Saturday, April 09, 2011

Gaza-Israel violence rages on as 4 militants killed

GAZA (Reuters) - Israel killed four Palestinian militants and wounded half a dozen others as it pursued air raids in Gaza for a third day on Saturday, responding to increased rocket fire out of the territory, local medics said.

Militants in the Gaza Strip, ruled by the Islamist Hamas, continued striking Israel's south with rockets, wounding five Israelis at around daybreak, according to Israeli media reports.

Israeli forces killed a local Hamas commander in the southern Gaza town of Rafah bordering Egypt, as well as two of his bodyguards, in a targeted strike on a vehicle, medics said. Israel blamed the slain commander for a rocket strike on its port of Eilat launched from Egyptian Sinai some months ago.

Five militants were wounded in a second air raid in northern Gaza. Another air strike at daybreak killed a further militant.

Cross-border violence has surged since Hamas militants fired an anti-tank rocket at an Israeli school bus on Thursday, wounding two people including a teenager, who was listed in critical condition.

Israel has said it wants to teach Hamas a lesson for that attack, which Prime Minister Benjamin Netanyahu said on Friday amounted to "crossing a line," adding that "whoever tries to attack and murder children puts his life on the line."

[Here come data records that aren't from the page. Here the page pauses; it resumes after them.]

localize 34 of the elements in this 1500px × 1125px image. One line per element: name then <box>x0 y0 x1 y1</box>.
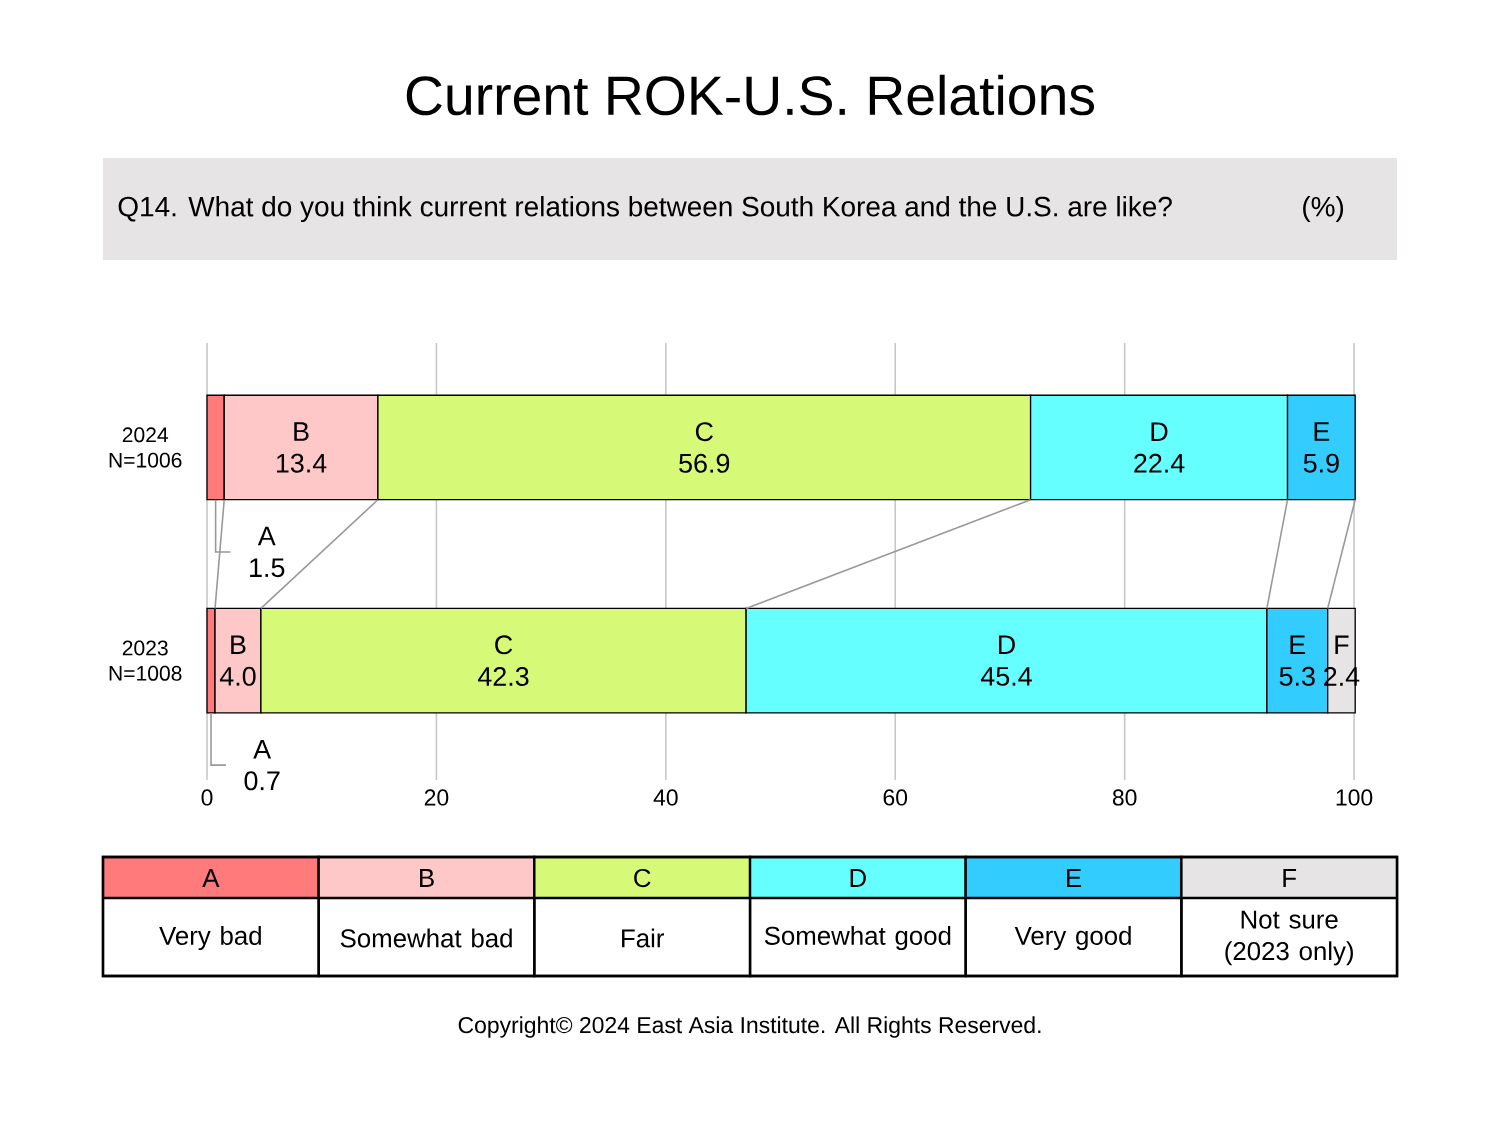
text: (%) <box>1303 195 1344 223</box>
data-label: B 4.0 <box>219 635 256 686</box>
y-tick-label: 2024 N=1006 <box>109 427 182 468</box>
text: Somewhat good <box>764 925 951 951</box>
data-label: A 1.5 <box>250 526 285 578</box>
data-label: C 42.3 <box>477 635 529 686</box>
y-tick-label: 2023 N=1008 <box>109 640 182 681</box>
data-label: E 5.3 <box>1279 635 1315 686</box>
text: C <box>634 868 651 888</box>
text: A <box>202 869 220 887</box>
text: Somewhat bad <box>340 928 512 948</box>
chart-title: Current ROK-U.S. Relations <box>406 74 1095 116</box>
chart-subtitle: Q14. What do you think current relations between South Korea and the U.S. are like? <box>118 195 1172 223</box>
data-label: A 0.7 <box>244 739 280 791</box>
text: Not sure (2023 only) <box>1225 910 1353 966</box>
data-label: E 5.9 <box>1303 422 1339 473</box>
x-tick-label: 0 <box>201 789 213 806</box>
data-label: B 13.4 <box>276 422 327 473</box>
text: Fair <box>622 928 665 948</box>
x-tick-label: 100 <box>1336 789 1373 806</box>
text: D <box>850 869 866 887</box>
text: E <box>1067 869 1082 887</box>
text: Very bad <box>159 925 261 951</box>
x-tick-label: 80 <box>1112 789 1137 806</box>
x-tick-label: 40 <box>653 789 678 806</box>
data-label: C 56.9 <box>679 422 730 473</box>
data-label: D 45.4 <box>980 635 1032 686</box>
text: Very good <box>1014 925 1131 951</box>
text: B <box>420 869 434 887</box>
x-tick-label: 60 <box>883 789 908 806</box>
text: F <box>1283 869 1297 887</box>
x-tick-label: 20 <box>424 789 449 806</box>
text: Copyright© 2024 East Asia Institute. All Rights Reserved. <box>458 1016 1041 1038</box>
data-label: D 22.4 <box>1134 422 1185 473</box>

At least 18 Palestinian militants and civilians, including an 11-year-old boy, have been killed in retaliatory strikes on the Gaza Strip since Thursday, and 36 since the latest round of bloodletting began in earnest on March 20.

70 ROCKETS FIRED AT ISRAEL

Gaza militants have fired over 70 rockets and mortars into Israel since Thursday, damaging a house, police said. Israeli media said half a dozen people have been wounded.

Some 50 rockets were fired on Friday, and Israel's "Iron Dome" missile defense system has intercepted seven since then.

Israeli security cabinet member Gideon Sa'ar said on Saturday that Israel's raids in Gaza, a tiny coastal territory under blockade by the Jewish state, would go on.

"We will not permit sporadic shootings or the disruption of life" inside Israel," Sa'ar told Israel Radio. "We will continue to operate, under full consideration, to implement a principle of defending our citizens."

A Hamas spokesman told Reuters afterwards that the militants would escalate rocket fire and aim for a broader range of targets unless Israel's aerial assaults were stopped.

"If the Israeli escalation continues, amid international silence and complicity, the reactions by resistance factions will broaden," spokesman Sami Abu Zuhri said.

Fawzi Barhoum, another Hamas spokesman, urged the Arab League, now focused on unrest elsewhere in the Arab world, to convene urgently on Gaza.

"It is time for them to acknowledge Gaza and put the Palestinian struggle on their agenda," Barhoum said.

Two years of periodic, low-level skirmishing on the border escalated suddenly last month when Hamas showered rockets on Israel. Hamas had largely withheld fire since a Gaza war in late 2008 in which 1,400 Palestinians and 13 Israelis were killed.

Political analysts in Gaza have explained the latest bloodshed as an effort by Hamas to divert attention from popular demands -- fueled by pro-democracy unrest elsewhere in the Arab world -- for an end to a split with its Western-backed Fatah movement rivals, who govern in the West Bank.